Cholesterol presence affects the diffusion dynamics of lipids.
Fractional Langevin equation universally describes lipid motion in various phases.
Abstract
Combining extensive molecular dynamics simulations of lipid bilayer systems of varying chemical composition with single-trajectory analyses we systematically elucidate the stochastic nature of the lipid motion. We observe subdiffusion over more than four orders of magnitude in time, clearly stretching into the sub-microsecond domain.
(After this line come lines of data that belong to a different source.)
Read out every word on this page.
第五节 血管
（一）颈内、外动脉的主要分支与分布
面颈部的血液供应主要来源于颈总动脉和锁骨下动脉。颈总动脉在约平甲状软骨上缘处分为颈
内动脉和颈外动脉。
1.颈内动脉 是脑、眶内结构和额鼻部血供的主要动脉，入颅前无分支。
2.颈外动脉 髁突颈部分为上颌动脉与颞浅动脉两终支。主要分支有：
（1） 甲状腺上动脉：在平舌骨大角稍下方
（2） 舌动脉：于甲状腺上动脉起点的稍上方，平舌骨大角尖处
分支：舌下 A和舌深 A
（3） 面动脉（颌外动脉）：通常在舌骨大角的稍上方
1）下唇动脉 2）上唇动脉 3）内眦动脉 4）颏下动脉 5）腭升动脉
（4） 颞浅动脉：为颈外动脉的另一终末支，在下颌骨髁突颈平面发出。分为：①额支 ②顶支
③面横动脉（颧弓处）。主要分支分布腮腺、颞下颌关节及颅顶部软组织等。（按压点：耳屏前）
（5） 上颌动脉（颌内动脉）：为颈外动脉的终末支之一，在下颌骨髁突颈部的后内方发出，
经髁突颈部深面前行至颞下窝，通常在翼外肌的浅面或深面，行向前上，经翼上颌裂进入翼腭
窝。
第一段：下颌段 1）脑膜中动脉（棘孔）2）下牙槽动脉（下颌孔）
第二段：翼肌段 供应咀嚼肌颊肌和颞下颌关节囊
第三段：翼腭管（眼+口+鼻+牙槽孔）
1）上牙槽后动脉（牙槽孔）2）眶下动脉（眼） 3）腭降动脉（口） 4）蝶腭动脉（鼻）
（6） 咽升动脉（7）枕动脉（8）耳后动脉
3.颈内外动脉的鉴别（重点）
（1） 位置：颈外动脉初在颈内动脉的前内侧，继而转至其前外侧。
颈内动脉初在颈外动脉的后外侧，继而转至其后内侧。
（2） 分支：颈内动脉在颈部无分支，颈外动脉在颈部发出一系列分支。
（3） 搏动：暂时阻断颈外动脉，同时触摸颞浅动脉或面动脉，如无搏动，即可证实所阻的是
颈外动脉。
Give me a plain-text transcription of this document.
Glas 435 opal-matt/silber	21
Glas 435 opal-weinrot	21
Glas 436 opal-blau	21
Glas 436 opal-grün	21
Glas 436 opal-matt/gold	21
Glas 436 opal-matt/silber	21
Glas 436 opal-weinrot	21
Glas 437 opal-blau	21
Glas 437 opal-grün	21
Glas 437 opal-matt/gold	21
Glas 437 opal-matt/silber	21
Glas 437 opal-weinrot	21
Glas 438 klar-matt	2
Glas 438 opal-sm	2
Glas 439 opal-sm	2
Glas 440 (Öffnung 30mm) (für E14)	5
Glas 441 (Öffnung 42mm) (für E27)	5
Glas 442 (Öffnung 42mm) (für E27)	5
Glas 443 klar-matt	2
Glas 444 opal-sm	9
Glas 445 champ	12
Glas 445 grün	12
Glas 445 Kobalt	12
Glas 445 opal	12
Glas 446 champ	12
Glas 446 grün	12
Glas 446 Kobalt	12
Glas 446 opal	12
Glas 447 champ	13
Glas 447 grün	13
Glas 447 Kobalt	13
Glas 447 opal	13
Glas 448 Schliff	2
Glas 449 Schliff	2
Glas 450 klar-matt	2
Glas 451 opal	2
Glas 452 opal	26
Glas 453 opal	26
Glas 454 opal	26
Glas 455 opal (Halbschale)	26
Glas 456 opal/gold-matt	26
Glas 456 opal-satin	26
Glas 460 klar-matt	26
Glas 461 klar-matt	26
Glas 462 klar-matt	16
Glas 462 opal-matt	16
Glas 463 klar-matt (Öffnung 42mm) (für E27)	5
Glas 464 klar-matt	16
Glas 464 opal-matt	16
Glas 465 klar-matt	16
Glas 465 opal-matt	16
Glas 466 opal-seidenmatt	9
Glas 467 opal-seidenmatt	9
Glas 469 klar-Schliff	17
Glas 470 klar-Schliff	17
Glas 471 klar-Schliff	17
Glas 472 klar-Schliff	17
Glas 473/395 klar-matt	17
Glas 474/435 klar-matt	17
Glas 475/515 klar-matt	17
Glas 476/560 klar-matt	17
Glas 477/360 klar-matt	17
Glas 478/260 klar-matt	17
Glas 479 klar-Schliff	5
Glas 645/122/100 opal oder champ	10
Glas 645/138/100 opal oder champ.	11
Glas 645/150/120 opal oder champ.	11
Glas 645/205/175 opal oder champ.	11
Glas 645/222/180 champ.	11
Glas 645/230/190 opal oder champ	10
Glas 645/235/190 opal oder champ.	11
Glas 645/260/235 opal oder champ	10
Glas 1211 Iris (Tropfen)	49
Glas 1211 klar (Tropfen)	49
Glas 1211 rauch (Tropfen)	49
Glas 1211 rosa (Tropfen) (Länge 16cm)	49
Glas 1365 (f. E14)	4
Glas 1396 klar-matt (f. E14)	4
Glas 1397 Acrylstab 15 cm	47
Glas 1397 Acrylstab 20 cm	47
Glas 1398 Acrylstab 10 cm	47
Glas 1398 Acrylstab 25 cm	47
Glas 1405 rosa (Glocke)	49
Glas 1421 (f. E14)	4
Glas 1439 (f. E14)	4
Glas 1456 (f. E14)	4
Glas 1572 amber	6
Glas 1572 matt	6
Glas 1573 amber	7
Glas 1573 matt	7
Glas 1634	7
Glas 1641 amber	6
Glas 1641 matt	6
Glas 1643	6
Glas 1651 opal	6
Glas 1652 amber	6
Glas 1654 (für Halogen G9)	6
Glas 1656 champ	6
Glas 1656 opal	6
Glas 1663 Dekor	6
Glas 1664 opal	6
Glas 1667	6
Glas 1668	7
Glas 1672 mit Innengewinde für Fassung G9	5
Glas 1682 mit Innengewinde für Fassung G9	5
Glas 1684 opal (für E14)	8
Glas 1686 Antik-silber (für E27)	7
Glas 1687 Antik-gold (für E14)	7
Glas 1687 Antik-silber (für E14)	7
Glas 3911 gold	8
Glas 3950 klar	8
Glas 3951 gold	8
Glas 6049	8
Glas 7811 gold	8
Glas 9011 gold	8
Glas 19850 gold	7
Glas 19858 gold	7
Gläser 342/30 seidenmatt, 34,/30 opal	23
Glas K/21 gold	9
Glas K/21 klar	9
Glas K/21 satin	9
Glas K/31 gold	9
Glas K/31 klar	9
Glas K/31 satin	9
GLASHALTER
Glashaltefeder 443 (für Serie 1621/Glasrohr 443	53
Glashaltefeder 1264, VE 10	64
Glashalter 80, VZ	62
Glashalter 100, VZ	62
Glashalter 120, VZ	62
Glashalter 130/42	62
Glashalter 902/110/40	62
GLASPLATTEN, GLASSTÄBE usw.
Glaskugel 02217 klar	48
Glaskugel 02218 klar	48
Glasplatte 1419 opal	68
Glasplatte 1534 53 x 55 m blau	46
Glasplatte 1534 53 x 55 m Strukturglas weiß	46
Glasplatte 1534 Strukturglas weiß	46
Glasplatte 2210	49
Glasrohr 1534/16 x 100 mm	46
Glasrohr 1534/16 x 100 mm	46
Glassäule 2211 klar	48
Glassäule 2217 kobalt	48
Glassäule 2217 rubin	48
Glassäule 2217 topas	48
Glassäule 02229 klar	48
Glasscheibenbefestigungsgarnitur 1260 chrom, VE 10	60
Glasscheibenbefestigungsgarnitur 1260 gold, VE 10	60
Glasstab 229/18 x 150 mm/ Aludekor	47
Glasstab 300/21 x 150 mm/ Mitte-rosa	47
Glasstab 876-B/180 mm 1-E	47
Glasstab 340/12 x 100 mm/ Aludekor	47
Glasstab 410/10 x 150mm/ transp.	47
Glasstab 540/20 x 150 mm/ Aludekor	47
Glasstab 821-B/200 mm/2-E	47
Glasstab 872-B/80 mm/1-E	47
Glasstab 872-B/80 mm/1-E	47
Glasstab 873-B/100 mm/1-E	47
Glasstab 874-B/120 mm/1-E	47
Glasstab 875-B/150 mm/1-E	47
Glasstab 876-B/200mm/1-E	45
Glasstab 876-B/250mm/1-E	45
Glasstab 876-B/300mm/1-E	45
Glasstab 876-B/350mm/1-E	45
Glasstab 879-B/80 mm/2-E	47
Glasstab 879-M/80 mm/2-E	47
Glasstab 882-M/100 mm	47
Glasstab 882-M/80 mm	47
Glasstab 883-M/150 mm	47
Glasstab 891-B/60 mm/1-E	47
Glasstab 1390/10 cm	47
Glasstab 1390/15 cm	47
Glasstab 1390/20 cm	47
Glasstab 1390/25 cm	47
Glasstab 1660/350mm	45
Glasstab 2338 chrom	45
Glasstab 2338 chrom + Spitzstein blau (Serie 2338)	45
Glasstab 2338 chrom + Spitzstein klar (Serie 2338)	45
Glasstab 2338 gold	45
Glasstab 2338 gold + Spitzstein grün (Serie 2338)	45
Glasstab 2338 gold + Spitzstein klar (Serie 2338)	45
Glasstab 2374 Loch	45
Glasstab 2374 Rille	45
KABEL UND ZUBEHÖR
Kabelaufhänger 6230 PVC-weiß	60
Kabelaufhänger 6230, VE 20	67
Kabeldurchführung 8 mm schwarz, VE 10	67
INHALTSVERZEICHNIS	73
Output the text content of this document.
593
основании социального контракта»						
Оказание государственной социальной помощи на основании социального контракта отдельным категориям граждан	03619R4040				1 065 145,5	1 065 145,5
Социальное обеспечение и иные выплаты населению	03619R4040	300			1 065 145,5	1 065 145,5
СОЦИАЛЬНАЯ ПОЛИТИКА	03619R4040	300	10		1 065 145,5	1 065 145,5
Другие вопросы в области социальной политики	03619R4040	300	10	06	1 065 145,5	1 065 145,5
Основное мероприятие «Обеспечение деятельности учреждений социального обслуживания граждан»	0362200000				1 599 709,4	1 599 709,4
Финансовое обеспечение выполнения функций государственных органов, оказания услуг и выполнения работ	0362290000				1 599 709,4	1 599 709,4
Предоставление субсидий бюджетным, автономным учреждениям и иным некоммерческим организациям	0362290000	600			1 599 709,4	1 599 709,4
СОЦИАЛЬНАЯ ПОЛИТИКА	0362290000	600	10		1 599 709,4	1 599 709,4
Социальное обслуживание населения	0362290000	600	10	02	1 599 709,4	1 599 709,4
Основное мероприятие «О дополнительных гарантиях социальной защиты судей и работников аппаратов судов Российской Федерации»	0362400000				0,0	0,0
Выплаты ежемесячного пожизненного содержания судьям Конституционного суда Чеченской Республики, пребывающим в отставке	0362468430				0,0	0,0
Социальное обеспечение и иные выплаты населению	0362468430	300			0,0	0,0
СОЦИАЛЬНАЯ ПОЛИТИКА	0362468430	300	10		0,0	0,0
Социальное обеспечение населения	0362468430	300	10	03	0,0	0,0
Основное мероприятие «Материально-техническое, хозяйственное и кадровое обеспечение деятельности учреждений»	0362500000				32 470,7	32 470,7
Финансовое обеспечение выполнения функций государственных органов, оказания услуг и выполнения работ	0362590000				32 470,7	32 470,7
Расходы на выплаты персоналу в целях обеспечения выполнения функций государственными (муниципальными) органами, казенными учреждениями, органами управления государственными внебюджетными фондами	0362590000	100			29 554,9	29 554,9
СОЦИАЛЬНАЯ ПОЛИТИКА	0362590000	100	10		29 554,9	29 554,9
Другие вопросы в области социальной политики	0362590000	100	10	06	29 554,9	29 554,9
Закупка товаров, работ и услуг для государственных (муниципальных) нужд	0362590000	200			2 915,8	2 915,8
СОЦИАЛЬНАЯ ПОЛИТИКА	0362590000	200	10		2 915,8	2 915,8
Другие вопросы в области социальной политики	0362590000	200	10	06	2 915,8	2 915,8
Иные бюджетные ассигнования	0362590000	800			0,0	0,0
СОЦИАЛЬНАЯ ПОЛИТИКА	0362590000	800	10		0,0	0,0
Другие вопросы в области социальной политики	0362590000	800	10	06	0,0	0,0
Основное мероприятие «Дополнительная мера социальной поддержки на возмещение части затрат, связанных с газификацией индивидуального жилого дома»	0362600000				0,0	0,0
The lipid motion delicately depends on the lipid chemistry, the lipid phase, and especially on the presence of cholesterol. We demonstrate that fractional Langevin equation motion universally describes the lipid motion in all phases including the gel phase, and in the presence of cholesterol. The results underline the relevance of anomalous diffusion in lipid bilayers and the strong effects of the membrane composition.